Она приподнялась на цыпочки, подставила гладкие губы — просто, как будто делала это уже тысячу раз. Чалдонов закрыл бесполезные глаза, и в комнату тотчас ворвался, взбороздив половики, Гриша, младший Марусин брат.
— Никак не нахристосуетесь? — поинтересовался он ехидно. — А там эта саранча, — он мотнул головой в сторону двери, за которой галдело, прорываясь в столовую, наголодавшееся Великим постом питоврановское семейство, — сейчас поросенка без вас сметет!
— А ну брысь отсюда! — засмеялась Маруся, взяла Чалдонова под руку, и они пошли к столу — ловко, в ногу, славно, как идти и идти бы всю жизнь, а впереди с ликующими воплями «А они целовались, я сам видел — целовались!» бежал обуреваемый ранними гормонами Гришка, и в столовой все уже рассаживались вокруг празднично и продуманно убранного стола, в сердцевине которого действительно лежал на блюде молочный поросенок, маленький и очень детский, испуганно прижмуривший напухшие, словно у новорожденного, веки — и Марусю на секунду кольнуло дурное предчувствие, но только на одну секунду.
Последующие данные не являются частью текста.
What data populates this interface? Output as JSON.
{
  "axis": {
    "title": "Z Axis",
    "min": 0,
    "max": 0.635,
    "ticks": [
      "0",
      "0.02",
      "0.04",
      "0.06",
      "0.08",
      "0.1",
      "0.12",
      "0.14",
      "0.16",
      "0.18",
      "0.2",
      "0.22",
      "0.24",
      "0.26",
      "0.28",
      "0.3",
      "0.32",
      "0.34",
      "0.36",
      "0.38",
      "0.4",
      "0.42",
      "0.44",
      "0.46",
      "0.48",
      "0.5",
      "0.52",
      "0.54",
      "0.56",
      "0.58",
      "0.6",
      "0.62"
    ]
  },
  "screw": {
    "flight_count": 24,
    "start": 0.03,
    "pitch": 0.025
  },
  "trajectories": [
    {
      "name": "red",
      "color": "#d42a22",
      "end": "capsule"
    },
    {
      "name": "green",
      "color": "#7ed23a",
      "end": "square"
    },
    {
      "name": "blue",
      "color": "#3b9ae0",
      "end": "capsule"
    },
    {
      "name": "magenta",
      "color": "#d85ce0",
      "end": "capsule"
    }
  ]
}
Потому что год был великий, благословенный для всей планеты — год открытия нерукотворного чуда Туринской плащаницы, о которой много и жарко спорили у Питоврановых, и, уж конечно, в такой год не могло случиться ничего дурного. Не могло и не случилось. Потому что в конце весны Чалдонов с отличием закончил Московский университет и по представлению своего учителя, великого Жуковского, был оставлен на кафедре — для подготовки к профессорскому званию.
А в начале лета они с Марусей поженились.
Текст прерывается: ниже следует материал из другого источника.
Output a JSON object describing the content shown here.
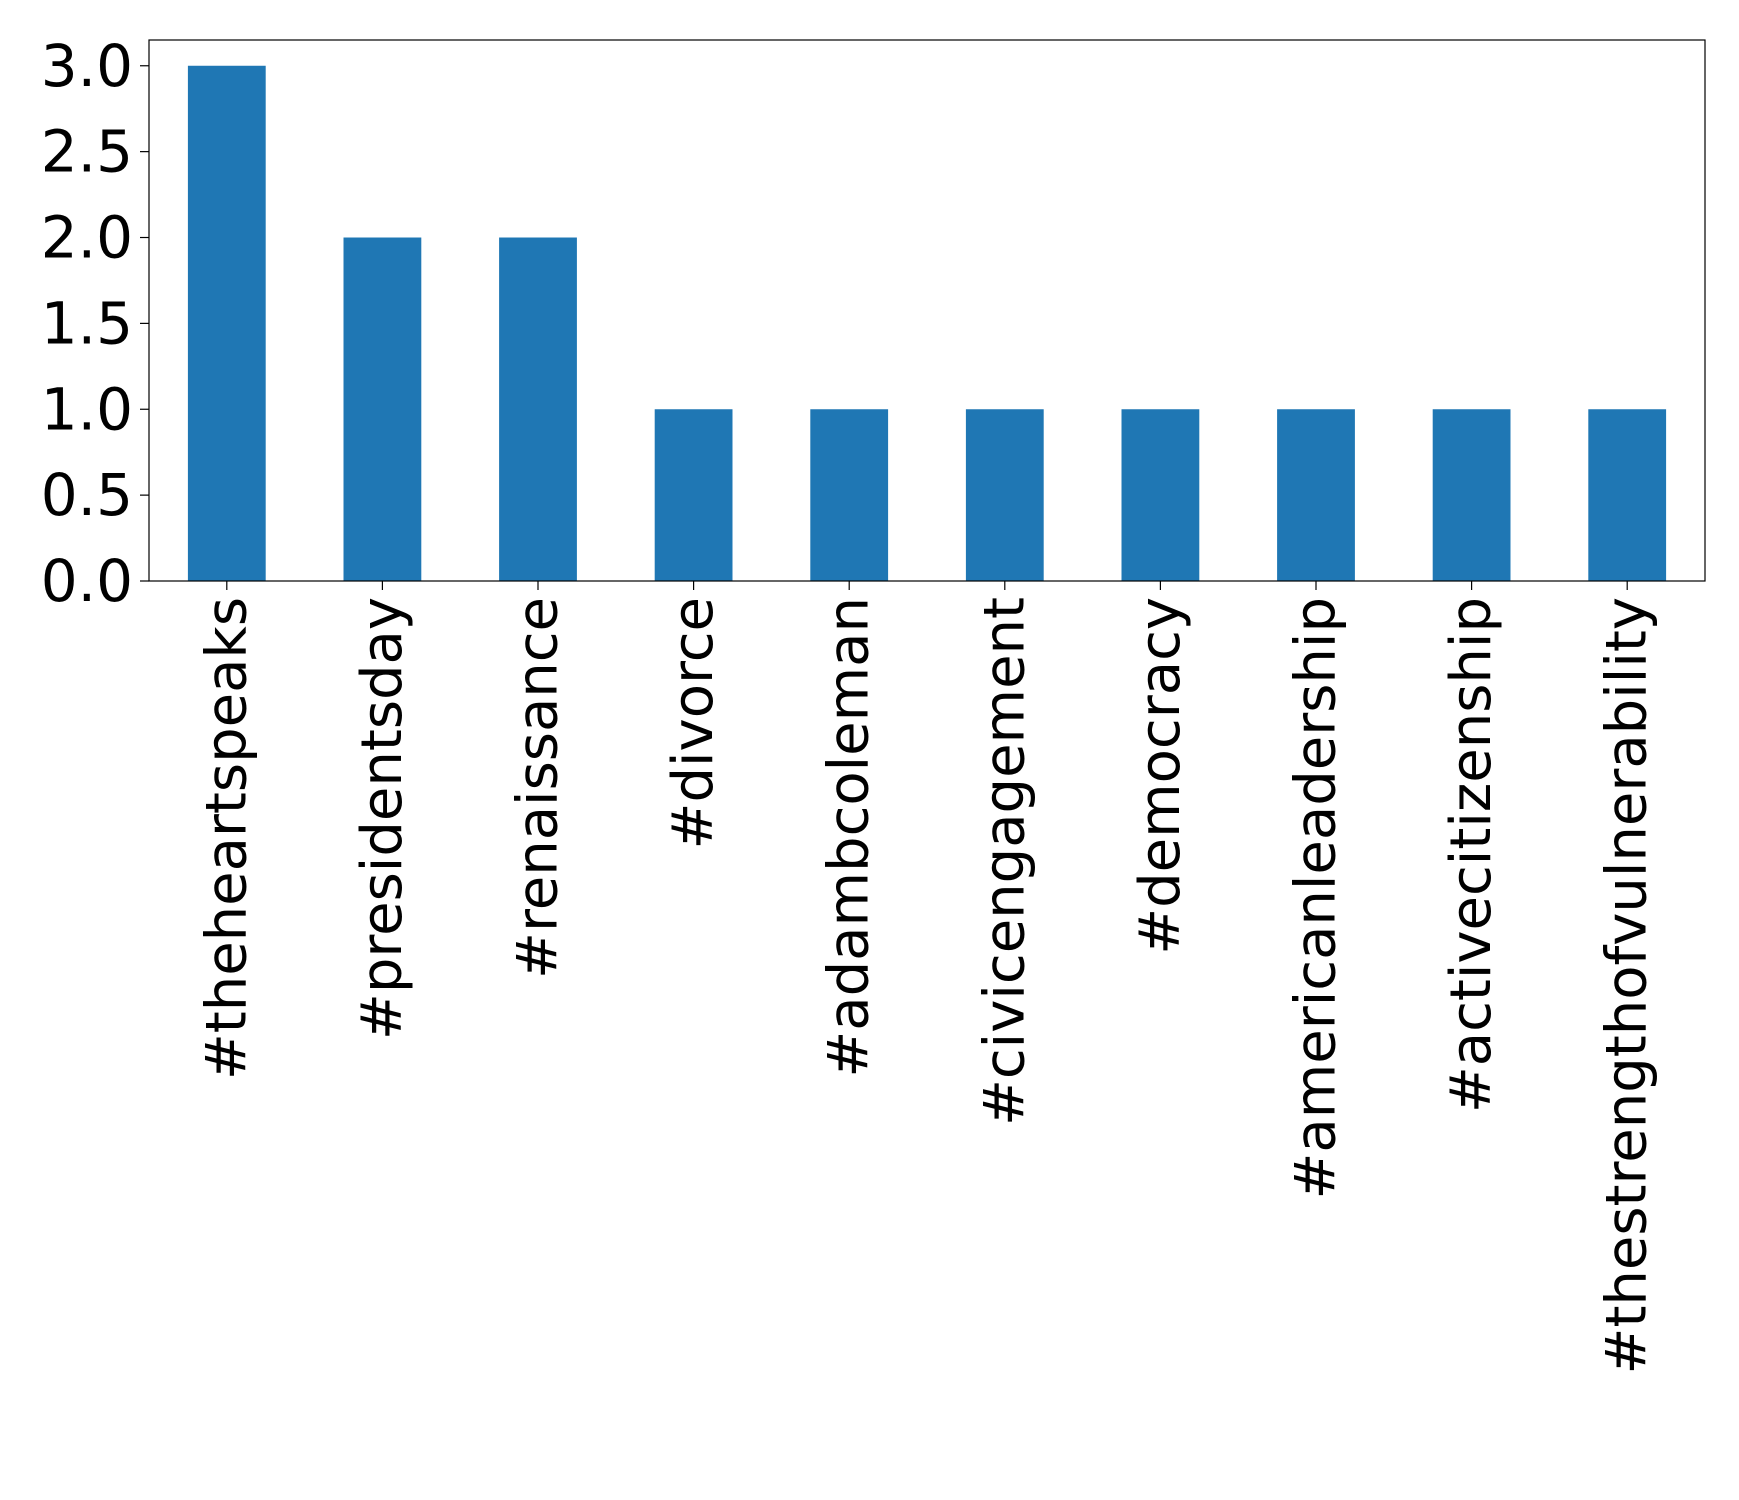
{
  "chart_data": {
    "type": "bar",
    "title": "",
    "xlabel": "",
    "ylabel": "",
    "categories": [
      "#theheartspeaks",
      "#presidentsday",
      "#renaissance",
      "#divorce",
      "#adambcoleman",
      "#civicengagement",
      "#democracy",
      "#americanleadership",
      "#activecitizenship",
      "#thestrengthofvulnerability"
    ],
    "values": [
      3,
      2,
      2,
      1,
      1,
      1,
      1,
      1,
      1,
      1
    ],
    "ylim": [
      0,
      3.15
    ],
    "yticks": [
      0.0,
      0.5,
      1.0,
      1.5,
      2.0,
      2.5,
      3.0
    ],
    "ytick_labels": [
      "0.0",
      "0.5",
      "1.0",
      "1.5",
      "2.0",
      "2.5",
      "3.0"
    ],
    "grid": false,
    "legend": "none",
    "colors": {
      "bar": "#1f77b4",
      "axis": "#000000",
      "background": "#ffffff"
    }
  }
}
Сразу после венчания молодые уехали в свадебное путешествие по Волге — Марусина затея, оказавшаяся потом, как и все ее затеи, единственно возможным и счастливым вариантом — лучше и не придумаешь. Свадебная суматоха и переезд по железке до Нижнего Новгорода на несколько дней отложили то главное, чего Чалдонов так боялся и чего так наивно и неистово хотел. Всю тяжесть своего незаслуженного, невозможного счастья он ощутил только в поскрипывающей каюте парохода — в первый же вечер, когда они с Марусей наконец-то остались одни. Пахло нежной речной сыростью, по потолку плыли длинные, плавные, колыбельные тени, а потом в тот же плавный, колыбельный ритм пришел, наконец, весь окружающий мир: и качающийся ламповый свет, и ласковый, слабый переплеск Волги, и ответные Марусины движения, от которых у Чалдонова то обрывалось, то опять властно напрягалось влюбленное сердце…
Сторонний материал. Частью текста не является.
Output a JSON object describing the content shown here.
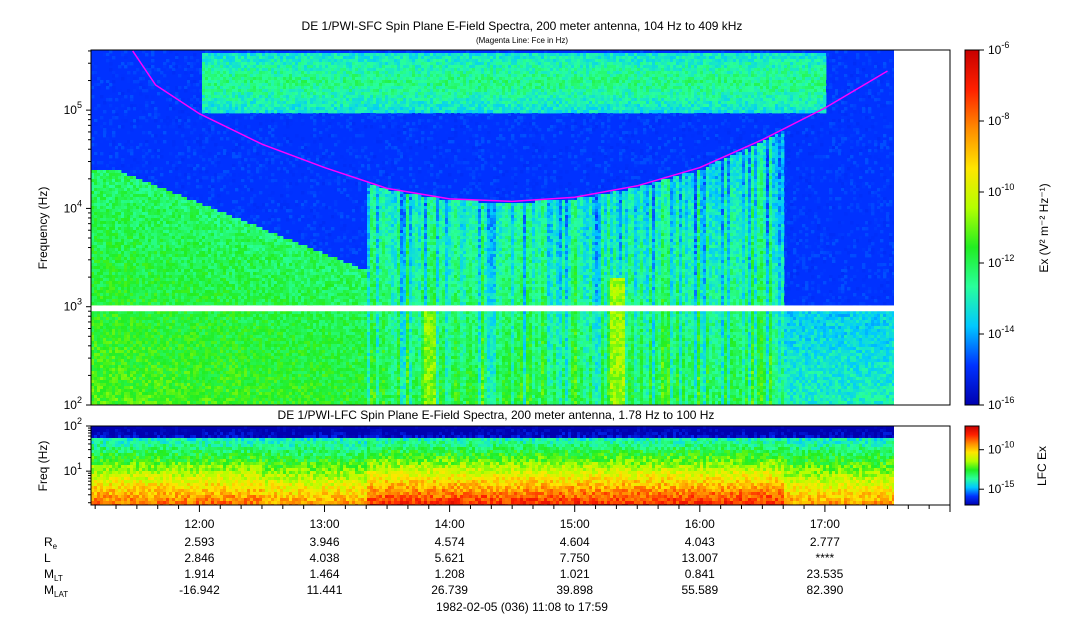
{
  "chart_data": [
    {
      "type": "heatmap",
      "title": "DE 1/PWI-SFC  Spin Plane E-Field Spectra, 200 meter antenna, 104 Hz to 409 kHz",
      "subtitle": "(Magenta Line: Fce in Hz)",
      "ylabel": "Frequency (Hz)",
      "yscale": "log",
      "ylim": [
        100,
        409000
      ],
      "yticks": [
        {
          "value": 100,
          "base": "10",
          "exp": "2"
        },
        {
          "value": 1000,
          "base": "10",
          "exp": "3"
        },
        {
          "value": 10000,
          "base": "10",
          "exp": "4"
        },
        {
          "value": 100000,
          "base": "10",
          "exp": "5"
        }
      ],
      "xlim": [
        "11:08",
        "17:59"
      ],
      "data_gap_hz": [
        900,
        1030
      ],
      "colorbar": {
        "label": "Ex (V² m⁻² Hz⁻¹)",
        "scale": "log",
        "range": [
          1e-16,
          1e-06
        ],
        "ticks": [
          {
            "value": 1e-06,
            "base": "10",
            "exp": "-6"
          },
          {
            "value": 1e-08,
            "base": "10",
            "exp": "-8"
          },
          {
            "value": 1e-10,
            "base": "10",
            "exp": "-10"
          },
          {
            "value": 1e-12,
            "base": "10",
            "exp": "-12"
          },
          {
            "value": 1e-14,
            "base": "10",
            "exp": "-14"
          },
          {
            "value": 1e-16,
            "base": "10",
            "exp": "-16"
          }
        ],
        "colors": [
          "#0000b0",
          "#0032ff",
          "#00c8ff",
          "#28ff9c",
          "#22ee22",
          "#b4ff00",
          "#ffe600",
          "#ff8c00",
          "#ff2000",
          "#c80000"
        ]
      },
      "fce_line": {
        "color": "#ff00ff",
        "points": [
          [
            "11:28",
            400000
          ],
          [
            "11:39",
            180000
          ],
          [
            "12:00",
            92000
          ],
          [
            "12:30",
            45000
          ],
          [
            "13:00",
            26000
          ],
          [
            "13:30",
            16000
          ],
          [
            "14:00",
            12500
          ],
          [
            "14:30",
            11800
          ],
          [
            "15:00",
            13000
          ],
          [
            "15:30",
            17000
          ],
          [
            "16:00",
            26000
          ],
          [
            "16:30",
            50000
          ],
          [
            "17:00",
            105000
          ],
          [
            "17:30",
            250000
          ]
        ]
      }
    },
    {
      "type": "heatmap",
      "title": "DE 1/PWI-LFC  Spin Plane E-Field Spectra, 200 meter antenna, 1.78 Hz to 100 Hz",
      "ylabel": "Freq (Hz)",
      "yscale": "log",
      "ylim": [
        1.78,
        100
      ],
      "yticks": [
        {
          "value": 10,
          "base": "10",
          "exp": "1"
        },
        {
          "value": 100,
          "base": "10",
          "exp": "2"
        }
      ],
      "colorbar": {
        "label": "LFC Ex",
        "scale": "log",
        "range": [
          1e-17,
          1e-07
        ],
        "ticks": [
          {
            "value": 1e-10,
            "base": "10",
            "exp": "-10"
          },
          {
            "value": 1e-15,
            "base": "10",
            "exp": "-15"
          }
        ]
      }
    }
  ],
  "xaxis": {
    "ticks": [
      "12:00",
      "13:00",
      "14:00",
      "15:00",
      "16:00",
      "17:00"
    ],
    "caption": "1982-02-05 (036) 11:08 to 17:59"
  },
  "ephemeris": {
    "rows": [
      {
        "label": "R",
        "sub": "e",
        "values": [
          "2.593",
          "3.946",
          "4.574",
          "4.604",
          "4.043",
          "2.777"
        ]
      },
      {
        "label": "L",
        "sub": "",
        "values": [
          "2.846",
          "4.038",
          "5.621",
          "7.750",
          "13.007",
          "****"
        ]
      },
      {
        "label": "M",
        "sub": "LT",
        "values": [
          "1.914",
          "1.464",
          "1.208",
          "1.021",
          "0.841",
          "23.535"
        ]
      },
      {
        "label": "M",
        "sub": "LAT",
        "values": [
          "-16.942",
          "11.441",
          "26.739",
          "39.898",
          "55.589",
          "82.390"
        ]
      }
    ]
  }
}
Это был самый медовый месяц из всех возможных — длинный и неспешный, как их пароход «Цесаревич Николай», перестроенный обществом «Кавказ и Меркурий» специально для навигации 1890 года. Ставший двухпалубным и оснащенный новехонькой американской машиной Compound, «Цесаревич» не утратил своей провинциальной неторопливости. В ходу были медленные завтраки на палубе под полотняным тентом — с сероватой икрой, которую положено было намазывать на ноздреватую плоть горячего калача специальной костяной ложечкой, и с бесконечным чаепитием из маленького пузатого самоварчика, про который Маруся в первое же утро сказала, что он похож на архиерея — такой же важный и пыхтит. Мокрыми от непрошеных слез глазами Чалдонов смотрел на быструю солнечную воду за кормой, на визгливых чаек, которым почтенная публика бросала щедрые куски еще теплых саек, на заметно припухшие Марусины губы и на нежный, еле ощутимый кровоподтек на ее чуть позолоченной солнцем молодой шее. Ты что-то сказала, милая? Прости, я не расслышал. Я сказала, что ты похож на альпийского сенбернара. Такой же косматый и сентиментальный. Вот уж не знала, что выхожу замуж за плаксу.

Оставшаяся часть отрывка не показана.